The fad-chasers of machine learning haven’t picked up on ConceptNet Numberbatch either, maybe because it doesn’t have “2vec” in the name. (My co-worker Joanna has claimed “2vec” as her hypothetical stage name as a rapper.) And, contrary to the example of systems that are better at recognizing cat pictures, Nvidia hasn’t yet added acceleration for the vector operations we use to their GPUs. (I jest. Mostly in that you wouldn’t want to do something so memory-heavy on a GPU.)
At least in the academic world, the idea that you need knowledge graphs to support text understanding is taking hold from more sources than just us. The organizers’ baseline system (Nasari) used BabelNet, a knowledge graph that looks a lot like ConceptNet except for its restrictive license. Nasari beat a lot of the other entries, but not ours.

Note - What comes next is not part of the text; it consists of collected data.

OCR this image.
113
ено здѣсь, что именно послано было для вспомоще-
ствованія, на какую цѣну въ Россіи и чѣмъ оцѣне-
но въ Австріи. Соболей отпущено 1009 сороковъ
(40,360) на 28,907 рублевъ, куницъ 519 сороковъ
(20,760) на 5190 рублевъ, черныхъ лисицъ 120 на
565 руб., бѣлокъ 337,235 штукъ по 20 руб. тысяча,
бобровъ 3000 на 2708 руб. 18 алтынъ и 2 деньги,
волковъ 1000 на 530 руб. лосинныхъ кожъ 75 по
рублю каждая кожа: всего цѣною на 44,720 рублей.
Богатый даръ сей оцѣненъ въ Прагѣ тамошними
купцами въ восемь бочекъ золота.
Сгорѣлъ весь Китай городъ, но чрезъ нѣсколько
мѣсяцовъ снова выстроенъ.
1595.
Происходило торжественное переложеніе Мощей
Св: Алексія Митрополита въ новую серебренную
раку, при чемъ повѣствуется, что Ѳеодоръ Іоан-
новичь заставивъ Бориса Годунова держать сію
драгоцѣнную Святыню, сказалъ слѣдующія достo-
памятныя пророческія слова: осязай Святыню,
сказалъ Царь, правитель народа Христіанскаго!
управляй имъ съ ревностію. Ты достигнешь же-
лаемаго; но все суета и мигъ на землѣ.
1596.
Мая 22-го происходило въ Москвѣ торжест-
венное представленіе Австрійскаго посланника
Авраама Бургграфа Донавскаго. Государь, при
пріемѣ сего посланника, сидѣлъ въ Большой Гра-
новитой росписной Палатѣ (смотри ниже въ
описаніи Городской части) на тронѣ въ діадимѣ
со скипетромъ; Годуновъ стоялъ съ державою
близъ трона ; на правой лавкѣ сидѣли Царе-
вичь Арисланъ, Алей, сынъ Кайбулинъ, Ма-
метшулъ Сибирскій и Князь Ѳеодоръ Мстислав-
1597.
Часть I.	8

But academia still has its own built-in skepticism that a small company can really be the world leader in vector-based semantics. The SemEval results make it pretty clear. I’ll believe that academia has really caught up when someone graphs against us instead of word2vec the next time they say “state of the art”. (And don’t forget to put error bars or a confidence interval on it!)
How do I use ConceptNet Numberbatch?
To make it as straightforward as possible:
- Work through any tutorial on machine learning for NLP that uses semantic vectors.
- Get to the part where they tell you to use word2vec. (A particularly enlightened tutorial may tell you to use GloVe 1.2.)
- Get the ConceptNet Numberbatch data, and use it instead.
- Get better results that also generalize to other languages.
One task where we’ve demonstrated this ourselves is in solving analogy problems.
Whether this works out for you or not, tell us about it on the ConceptNet Gitter.
How does Luminoso use ConceptNet Numberbatch?
Luminoso provides software as a service for text understanding. Our data pipeline starts out with its “background knowledge”, which is very similar to ConceptNet Numberbatch, so that it has a good idea of what words mean before it sees a single sentence of your data. It then reads through your data and refines its understanding of what words and phrases mean based on how they’re used in your data, allowing it to accurately understand jargon, common misspellings, and domain-specific meanings of words.
If you rely entirely on “deep learning” to extract meaning from words, you need billions of words before it starts being accurate. Collecting billions of words is difficult, and the text you collect is probably not the text you really want to understand.
Luminoso starts out knowing everything that ConceptNet, word2vec, and GloVe know and works from there, so it can learn quickly from the smaller number of documents that you’re actually interested in. We package this all up in a visualization interface and an API that lets you understand what’s going on in your text quickly.